The Pareto distribution wasn't too bad a fit, but still, we can see it isn't a good match when we look at it here.

Another stretching function to consider is the inverse logistic function.

Now

*this*is interesting. A good chunk of the curve is now a straight line. It seems that a log-logistic distribution is a really good model for the data (at least for the long tail). Let's see how it looks on the original histogram.

In this graph I plotted the lognormal distribution that fit the low-end of the plot and the log-logistic distribution that fit the high-end.

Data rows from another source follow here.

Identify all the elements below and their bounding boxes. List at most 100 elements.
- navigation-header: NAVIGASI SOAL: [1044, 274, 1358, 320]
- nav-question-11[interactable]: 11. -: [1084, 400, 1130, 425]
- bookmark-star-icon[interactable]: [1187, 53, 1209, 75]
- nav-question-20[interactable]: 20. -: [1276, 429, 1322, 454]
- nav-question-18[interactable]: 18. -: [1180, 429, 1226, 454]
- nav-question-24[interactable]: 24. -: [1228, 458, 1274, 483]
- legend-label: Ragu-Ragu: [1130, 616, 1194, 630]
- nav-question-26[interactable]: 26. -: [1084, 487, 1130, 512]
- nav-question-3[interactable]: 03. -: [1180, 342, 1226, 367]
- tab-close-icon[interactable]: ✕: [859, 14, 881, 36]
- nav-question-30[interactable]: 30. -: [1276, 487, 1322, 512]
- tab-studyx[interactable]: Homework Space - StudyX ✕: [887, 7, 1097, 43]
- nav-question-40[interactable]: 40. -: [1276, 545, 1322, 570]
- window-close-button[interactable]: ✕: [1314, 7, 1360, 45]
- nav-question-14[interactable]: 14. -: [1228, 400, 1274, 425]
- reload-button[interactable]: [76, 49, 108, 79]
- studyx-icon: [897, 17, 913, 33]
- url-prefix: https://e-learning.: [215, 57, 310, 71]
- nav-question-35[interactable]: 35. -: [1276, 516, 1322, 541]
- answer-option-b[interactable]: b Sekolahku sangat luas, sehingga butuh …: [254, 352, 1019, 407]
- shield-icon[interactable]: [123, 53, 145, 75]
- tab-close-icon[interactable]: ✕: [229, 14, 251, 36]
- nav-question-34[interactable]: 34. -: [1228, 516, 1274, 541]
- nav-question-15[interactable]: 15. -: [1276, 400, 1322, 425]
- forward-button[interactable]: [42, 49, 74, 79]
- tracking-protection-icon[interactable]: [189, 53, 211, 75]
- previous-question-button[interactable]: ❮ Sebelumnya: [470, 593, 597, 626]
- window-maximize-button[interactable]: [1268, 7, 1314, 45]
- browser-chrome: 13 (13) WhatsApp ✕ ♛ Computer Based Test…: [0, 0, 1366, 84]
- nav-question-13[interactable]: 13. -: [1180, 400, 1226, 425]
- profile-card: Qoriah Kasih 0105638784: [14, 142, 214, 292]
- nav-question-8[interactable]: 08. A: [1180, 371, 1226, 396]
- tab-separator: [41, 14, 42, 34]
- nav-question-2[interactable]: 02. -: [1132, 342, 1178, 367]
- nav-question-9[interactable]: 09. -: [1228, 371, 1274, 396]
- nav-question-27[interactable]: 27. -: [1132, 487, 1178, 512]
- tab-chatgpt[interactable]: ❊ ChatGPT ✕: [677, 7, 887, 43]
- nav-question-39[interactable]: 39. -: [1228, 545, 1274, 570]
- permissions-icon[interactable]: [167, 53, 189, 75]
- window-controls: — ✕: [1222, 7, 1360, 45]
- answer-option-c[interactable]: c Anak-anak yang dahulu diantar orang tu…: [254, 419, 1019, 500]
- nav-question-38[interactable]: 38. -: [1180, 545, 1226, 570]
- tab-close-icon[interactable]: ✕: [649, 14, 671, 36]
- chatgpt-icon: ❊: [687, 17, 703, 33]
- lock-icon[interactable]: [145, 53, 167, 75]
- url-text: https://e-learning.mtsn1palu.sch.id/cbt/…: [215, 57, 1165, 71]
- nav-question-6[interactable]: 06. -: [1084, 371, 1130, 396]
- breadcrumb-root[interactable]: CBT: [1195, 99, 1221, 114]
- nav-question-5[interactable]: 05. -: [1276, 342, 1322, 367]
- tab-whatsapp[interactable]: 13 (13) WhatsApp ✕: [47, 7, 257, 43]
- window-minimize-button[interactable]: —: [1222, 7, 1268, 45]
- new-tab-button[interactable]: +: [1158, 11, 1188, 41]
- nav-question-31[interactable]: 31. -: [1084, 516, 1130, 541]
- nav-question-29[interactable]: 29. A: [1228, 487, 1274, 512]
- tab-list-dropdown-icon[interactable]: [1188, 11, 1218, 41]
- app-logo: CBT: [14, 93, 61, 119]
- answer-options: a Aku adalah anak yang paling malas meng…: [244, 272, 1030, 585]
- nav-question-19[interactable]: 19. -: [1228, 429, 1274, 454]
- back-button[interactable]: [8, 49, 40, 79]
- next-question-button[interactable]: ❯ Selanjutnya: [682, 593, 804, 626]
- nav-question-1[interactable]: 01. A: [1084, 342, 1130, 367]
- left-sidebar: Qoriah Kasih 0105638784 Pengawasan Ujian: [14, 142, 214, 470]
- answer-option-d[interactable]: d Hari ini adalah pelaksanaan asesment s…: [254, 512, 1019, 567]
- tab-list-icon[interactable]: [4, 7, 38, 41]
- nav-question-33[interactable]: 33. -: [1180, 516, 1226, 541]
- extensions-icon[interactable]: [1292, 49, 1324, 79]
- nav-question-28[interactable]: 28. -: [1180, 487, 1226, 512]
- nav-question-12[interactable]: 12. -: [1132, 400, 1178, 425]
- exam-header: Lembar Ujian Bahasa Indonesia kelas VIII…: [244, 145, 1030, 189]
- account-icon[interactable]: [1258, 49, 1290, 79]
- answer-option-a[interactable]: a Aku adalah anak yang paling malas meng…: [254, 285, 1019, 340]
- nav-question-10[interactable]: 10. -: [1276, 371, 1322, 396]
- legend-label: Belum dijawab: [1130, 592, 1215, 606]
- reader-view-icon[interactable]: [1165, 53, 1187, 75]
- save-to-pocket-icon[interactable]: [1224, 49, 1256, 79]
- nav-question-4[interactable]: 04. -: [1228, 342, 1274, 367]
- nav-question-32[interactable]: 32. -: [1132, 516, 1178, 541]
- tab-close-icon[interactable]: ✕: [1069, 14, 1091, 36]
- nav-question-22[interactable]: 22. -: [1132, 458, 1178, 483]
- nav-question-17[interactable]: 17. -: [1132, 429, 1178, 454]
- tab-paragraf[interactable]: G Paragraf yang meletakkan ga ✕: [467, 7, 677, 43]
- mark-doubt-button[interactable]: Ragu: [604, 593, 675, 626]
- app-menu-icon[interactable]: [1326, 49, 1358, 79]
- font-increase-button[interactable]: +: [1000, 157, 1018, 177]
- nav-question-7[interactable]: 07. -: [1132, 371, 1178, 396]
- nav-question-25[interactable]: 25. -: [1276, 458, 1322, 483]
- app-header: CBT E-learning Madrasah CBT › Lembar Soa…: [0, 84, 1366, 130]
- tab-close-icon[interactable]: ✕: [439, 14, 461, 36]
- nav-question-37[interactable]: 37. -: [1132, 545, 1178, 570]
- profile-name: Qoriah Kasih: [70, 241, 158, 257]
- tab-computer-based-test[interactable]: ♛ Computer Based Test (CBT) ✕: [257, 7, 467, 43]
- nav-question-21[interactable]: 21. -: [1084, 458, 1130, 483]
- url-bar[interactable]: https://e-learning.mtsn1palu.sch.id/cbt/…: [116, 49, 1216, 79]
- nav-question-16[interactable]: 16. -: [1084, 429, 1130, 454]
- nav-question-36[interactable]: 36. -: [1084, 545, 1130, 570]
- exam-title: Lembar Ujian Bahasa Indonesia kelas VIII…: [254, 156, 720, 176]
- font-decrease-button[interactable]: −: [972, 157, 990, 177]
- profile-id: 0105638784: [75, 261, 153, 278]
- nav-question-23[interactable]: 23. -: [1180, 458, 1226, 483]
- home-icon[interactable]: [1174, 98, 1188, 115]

So what is a log-logistic distribution? It seems to be common in sociology and biology. The survival curve after a kidney transplant follows a log-logistic distribution. It also seems to show up in insurance risk models. It is used in hydrology to model precipitation rates. This is weird. I can't see why this distribution would arise in what I'm measuring.

The log-logistic distribution has two tuning parameters, α and β. α is the median of the curve and β determines the amount of spread. In the stretched cumulative plot, α determines where the line intersects the 50th percentile and β determines the slope of the line.